Mario le rappela en vain. Quand il ne l'entendit plus il se mit à courir et à jouer dans le labyrinthe, essayant de se persuader que La Flèche s'était moqué de lui. Mais l'idée de la mort de sa petite compagne se dressait affreuse dans sa vive imagination.

—Elle disait que La Flèche la battait, pensa-t-il; mais je ne le croyais pas. Il ne la battait pas devant nous. Mais peut être qu'elle ne mentait pas; peut-être qu'en la battant, il l'a tuée.

Et, en songeant ainsi, l'enfant versa quelques larmes. Pilar n'était pas une créature bien aimable; mais il y avait déjà du Bois-Doré chez le bon Mario; il était particulièrement sensible à la pitié, et, d'ailleurs, l'abbé Anjorrant l'avait élevé dans l'horreur de la violence et de la cruauté. Mais il cacha ses pleurs, craignant de faire de la peine à son oncle, qu'il aimait déjà passionnément.

D'Alvimar sortit enfin de sa chambre.

Le repos qu'il avait pris, un beau soleil couchant, la joyeuse chanson des grives, chassèrent les noirs pressentiments dont il était assiégé depuis quelques jours.
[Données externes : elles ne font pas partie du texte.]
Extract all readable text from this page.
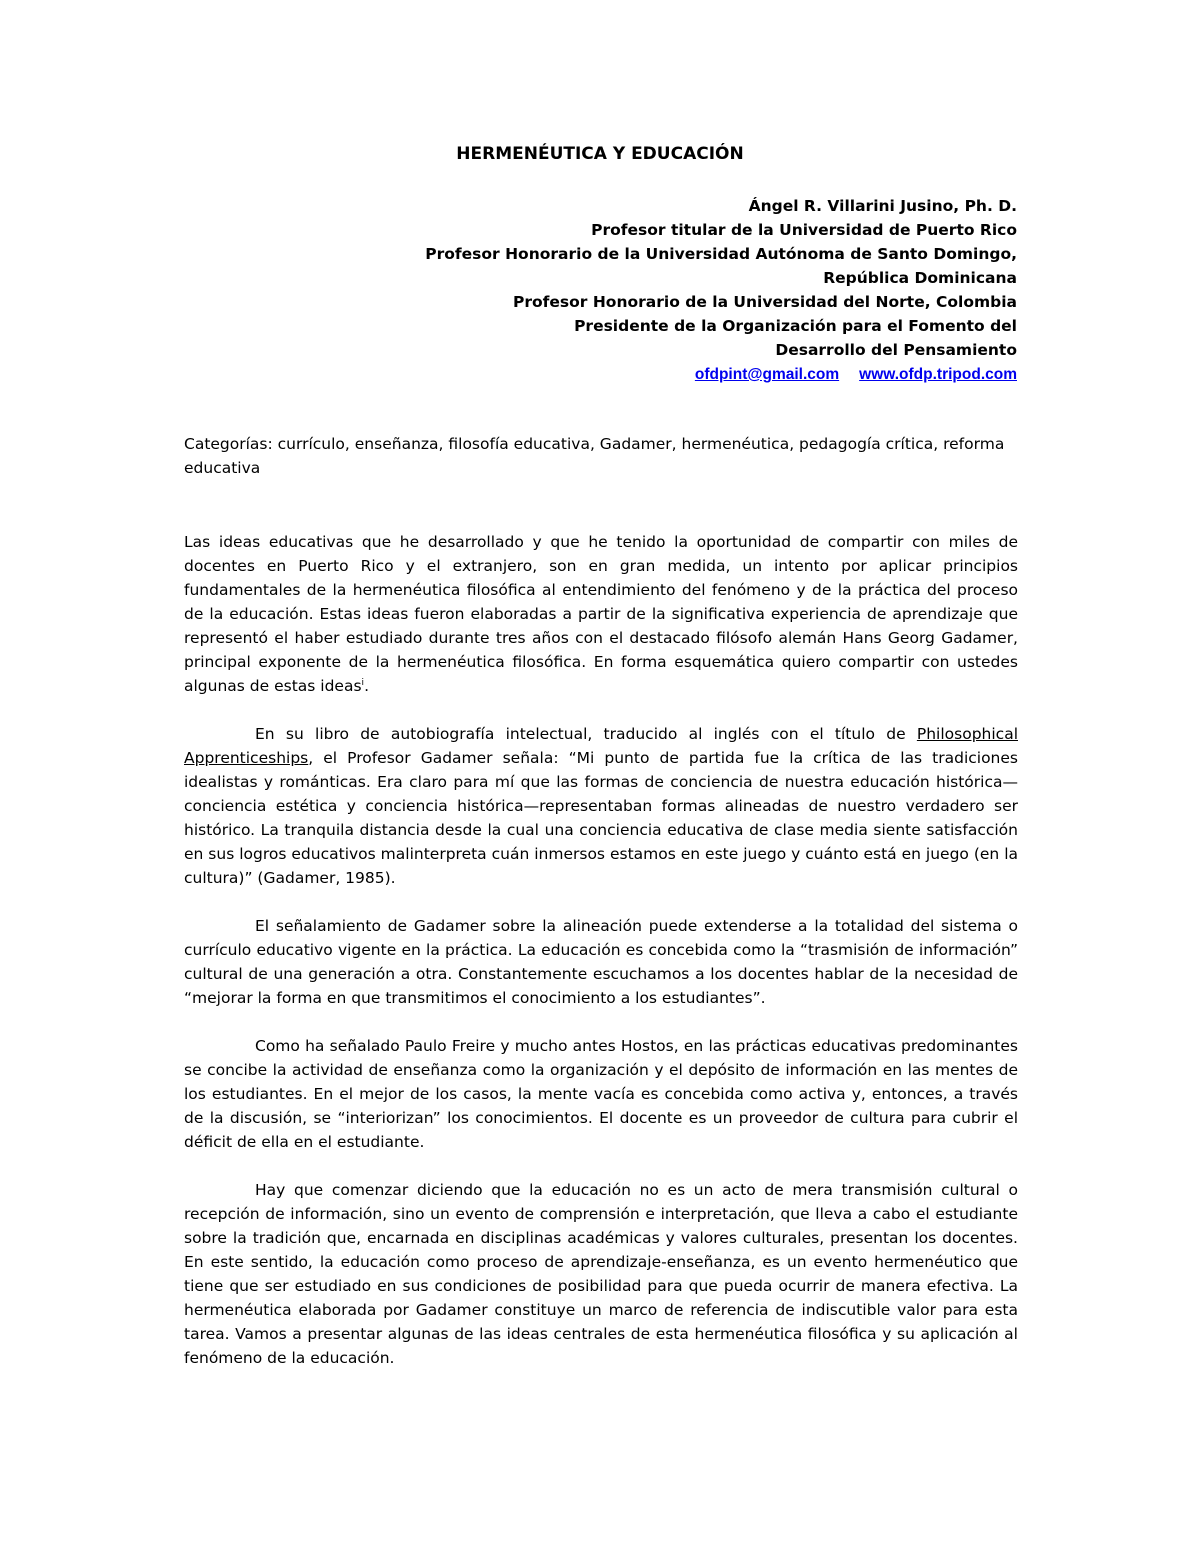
HERMENÉUTICA Y EDUCACIÓN
Ángel R. Villarini Jusino, Ph. D.
Profesor titular de la Universidad de Puerto Rico
Profesor Honorario de la Universidad Autónoma de Santo Domingo,
República Dominicana
Profesor Honorario de la Universidad del Norte, Colombia
Presidente de la Organización para el Fomento del
Desarrollo del Pensamiento
ofdpint@gmail.com www.ofdp.tripod.com
Categorías: currículo, enseñanza, filosofía educativa, Gadamer, hermenéutica, pedagogía crítica, reforma educativa

Las ideas educativas que he desarrollado y que he tenido la oportunidad de compartir con miles de docentes en Puerto Rico y el extranjero, son en gran medida, un intento por aplicar principios fundamentales de la hermenéutica filosófica al entendimiento del fenómeno y de la práctica del proceso de la educación. Estas ideas fueron elaboradas a partir de la significativa experiencia de aprendizaje que representó el haber estudiado durante tres años con el destacado filósofo alemán Hans Georg Gadamer, principal exponente de la hermenéutica filosófica. En forma esquemática quiero compartir con ustedes algunas de estas ideas$^i$.

En su libro de autobiografía intelectual, traducido al inglés con el título de Philosophical Apprenticeships, el Profesor Gadamer señala: “Mi punto de partida fue la crítica de las tradiciones idealistas y románticas. Era claro para mí que las formas de conciencia de nuestra educación histórica—conciencia estética y conciencia histórica—representaban formas alineadas de nuestro verdadero ser histórico. La tranquila distancia desde la cual una conciencia educativa de clase media siente satisfacción en sus logros educativos malinterpreta cuán inmersos estamos en este juego y cuánto está en juego (en la cultura)” (Gadamer, 1985).

El señalamiento de Gadamer sobre la alineación puede extenderse a la totalidad del sistema o currículo educativo vigente en la práctica. La educación es concebida como la “trasmisión de información” cultural de una generación a otra. Constantemente escuchamos a los docentes hablar de la necesidad de “mejorar la forma en que transmitimos el conocimiento a los estudiantes”.

Como ha señalado Paulo Freire y mucho antes Hostos, en las prácticas educativas predominantes se concibe la actividad de enseñanza como la organización y el depósito de información en las mentes de los estudiantes. En el mejor de los casos, la mente vacía es concebida como activa y, entonces, a través de la discusión, se “interiorizan” los conocimientos. El docente es un proveedor de cultura para cubrir el déficit de ella en el estudiante.

Hay que comenzar diciendo que la educación no es un acto de mera transmisión cultural o recepción de información, sino un evento de comprensión e interpretación, que lleva a cabo el estudiante sobre la tradición que, encarnada en disciplinas académicas y valores culturales, presentan los docentes. En este sentido, la educación como proceso de aprendizaje-enseñanza, es un evento hermenéutico que tiene que ser estudiado en sus condiciones de posibilidad para que pueda ocurrir de manera efectiva. La hermenéutica elaborada por Gadamer constituye un marco de referencia de indiscutible valor para esta tarea. Vamos a presentar algunas de las ideas centrales de esta hermenéutica filosófica y su aplicación al fenómeno de la educación.
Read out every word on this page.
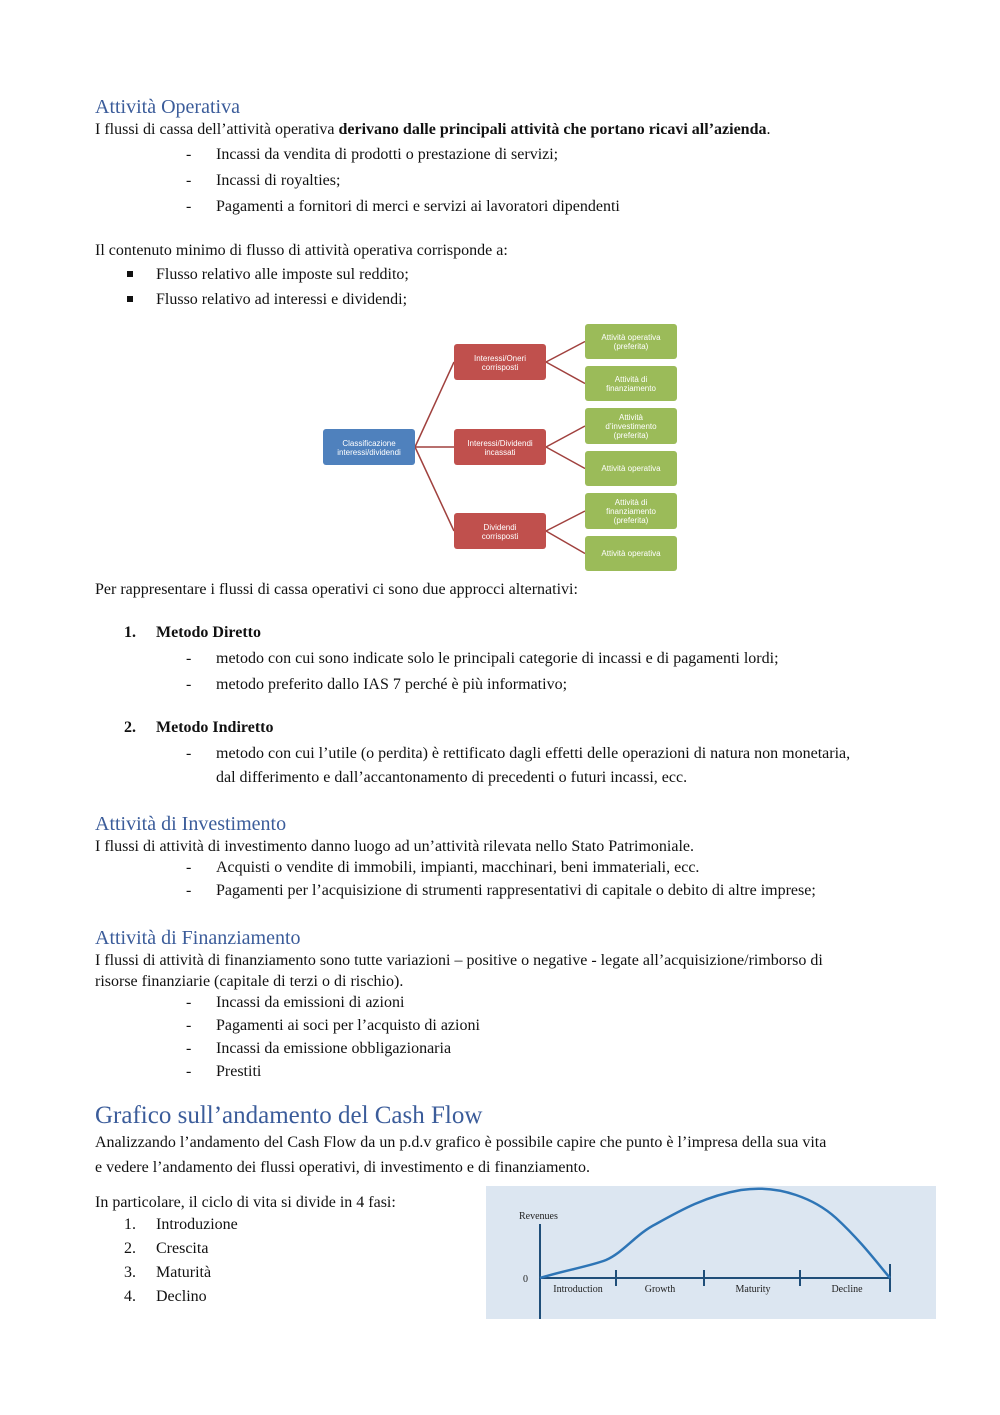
Attività Operativa
I flussi di cassa dell’attività operativa derivano dalle principali attività che portano ricavi all’azienda.
- Incassi da vendita di prodotti o prestazione di servizi;
- Incassi di royalties;
- Pagamenti a fornitori di merci e servizi ai lavoratori dipendenti
Il contenuto minimo di flusso di attività operativa corrisponde a:
Flusso relativo alle imposte sul reddito;
Flusso relativo ad interessi e dividendi;
Classificazione
interessi/dividendi
Interessi/Oneri
corrisposti
Interessi/Dividendi
incassati
Dividendi
corrisposti
Attività operativa
(preferita)
Attività di
finanziamento
Attività
d’investimento
(preferita)
Attività operativa
Attività di
finanziamento
(preferita)
Attività operativa
Per rappresentare i flussi di cassa operativi ci sono due approcci alternativi:
1. Metodo Diretto
- metodo con cui sono indicate solo le principali categorie di incassi e di pagamenti lordi;
- metodo preferito dallo IAS 7 perché è più informativo;
2. Metodo Indiretto
- metodo con cui l’utile (o perdita) è rettificato dagli effetti delle operazioni di natura non monetaria,
dal differimento e dall’accantonamento di precedenti o futuri incassi, ecc.
Attività di Investimento
I flussi di attività di investimento danno luogo ad un’attività rilevata nello Stato Patrimoniale.
- Acquisti o vendite di immobili, impianti, macchinari, beni immateriali, ecc.
- Pagamenti per l’acquisizione di strumenti rappresentativi di capitale o debito di altre imprese;
Attività di Finanziamento
I flussi di attività di finanziamento sono tutte variazioni – positive o negative - legate all’acquisizione/rimborso di
risorse finanziarie (capitale di terzi o di rischio).
- Incassi da emissioni di azioni
- Pagamenti ai soci per l’acquisto di azioni
- Incassi da emissione obbligazionaria
- Prestiti
Grafico sull’andamento del Cash Flow
Analizzando l’andamento del Cash Flow da un p.d.v grafico è possibile capire che punto è l’impresa della sua vita
e vedere l’andamento dei flussi operativi, di investimento e di finanziamento.
In particolare, il ciclo di vita si divide in 4 fasi:
1. Introduzione
2. Crescita
3. Maturità
4. Declino
Revenues
0
Introduction	Growth	Maturity	Decline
Habillé et parfumé, il se rendit auprès du marquis et le remercia de l'intérêt qu'il lui avait montré et des soins dont il avait été l'objet. Bois-Doré ne pouvait se résoudre à accuser intérieurement cet homme encore si jeune, d'un maintien si distingué et d'une physionomie dont l'habituelle mélancolie lui semblait véritablement intéressante; mais, quand ils furent à table pour le souper, Lucilio étant là, comme de coutume, pour faire de la musique, Bois-Doré se rappela ce qui était convenu entre eux, et résuma ce qu'il appelait ses engins de siége, pour livrer un assaut formidable à la conscience de son hôte.